- Directed by: François Aubry
- Written by: François Aubry
- Produced by: Yves Leduc Robert Forget
- Starring: Martin Foster
- Cinematography: Francois Aubry Jacques Avoine Jimmy Chin
- Edited by: Werner Nold
- Music by: Denis Larochelle
- Animation by: François Aubry
- Production company: National Film Board of Canada
- Release date: 1988 (FFM);
- Running time: 9 minutes
- Country: Canada

= Nocturnes (film) =

Nocturnes is a Canadian animated short film, directed by François Aubry and released in 1988. Mixing live action with animation, the film imagines the creative process through a depiction of Martin Foster, at the time a violinist with the Montreal Symphony Orchestra, as a composer who is accessing the ultimate cosmic source of all artistic inspiration as he creates a new work.

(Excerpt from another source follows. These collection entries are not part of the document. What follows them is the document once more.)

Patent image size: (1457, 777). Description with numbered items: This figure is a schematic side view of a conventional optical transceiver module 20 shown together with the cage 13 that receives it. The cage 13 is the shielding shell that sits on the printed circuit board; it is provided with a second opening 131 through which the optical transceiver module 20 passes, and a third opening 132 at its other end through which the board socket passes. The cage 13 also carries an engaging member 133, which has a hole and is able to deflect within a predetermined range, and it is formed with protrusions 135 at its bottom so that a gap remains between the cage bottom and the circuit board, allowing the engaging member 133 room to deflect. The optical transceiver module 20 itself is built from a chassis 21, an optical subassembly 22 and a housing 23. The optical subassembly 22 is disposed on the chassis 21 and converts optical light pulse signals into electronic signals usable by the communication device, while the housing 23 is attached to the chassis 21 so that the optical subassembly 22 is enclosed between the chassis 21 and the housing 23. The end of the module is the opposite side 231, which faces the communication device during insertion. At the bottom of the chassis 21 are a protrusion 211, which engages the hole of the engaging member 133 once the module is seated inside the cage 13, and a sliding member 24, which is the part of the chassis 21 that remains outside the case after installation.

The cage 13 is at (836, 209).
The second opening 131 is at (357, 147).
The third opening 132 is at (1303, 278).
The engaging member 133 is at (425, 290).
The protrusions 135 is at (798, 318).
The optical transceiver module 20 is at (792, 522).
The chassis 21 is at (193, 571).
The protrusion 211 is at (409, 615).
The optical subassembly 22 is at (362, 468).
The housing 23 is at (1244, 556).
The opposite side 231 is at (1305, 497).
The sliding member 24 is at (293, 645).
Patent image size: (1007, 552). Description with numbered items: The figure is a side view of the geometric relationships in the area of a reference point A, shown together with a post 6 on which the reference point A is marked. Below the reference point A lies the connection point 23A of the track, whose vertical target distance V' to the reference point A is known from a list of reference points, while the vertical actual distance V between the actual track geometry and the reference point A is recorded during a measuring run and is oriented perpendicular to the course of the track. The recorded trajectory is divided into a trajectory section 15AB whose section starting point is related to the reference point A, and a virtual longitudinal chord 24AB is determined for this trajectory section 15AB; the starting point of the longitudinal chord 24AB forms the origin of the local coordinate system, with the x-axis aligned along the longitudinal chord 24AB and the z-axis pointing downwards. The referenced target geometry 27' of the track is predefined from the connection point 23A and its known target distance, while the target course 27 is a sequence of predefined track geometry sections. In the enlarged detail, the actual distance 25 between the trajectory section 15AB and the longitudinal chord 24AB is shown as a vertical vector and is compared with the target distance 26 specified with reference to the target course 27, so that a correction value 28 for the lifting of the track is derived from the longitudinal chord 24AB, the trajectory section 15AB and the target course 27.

Some sources have attributed British actor Hugh Grant with a role in the film as Frédéric Chopin; however, this may be an erroneous conflation with a different film, as Aubry's film features neither spoken dialogue nor any depiction of Chopin, and does not list Grant in its credits.

The film premiered at the 1988 Montreal World Film Festival.

It received a Genie Award nomination for Best Animated Short at the 10th Genie Awards in 1989.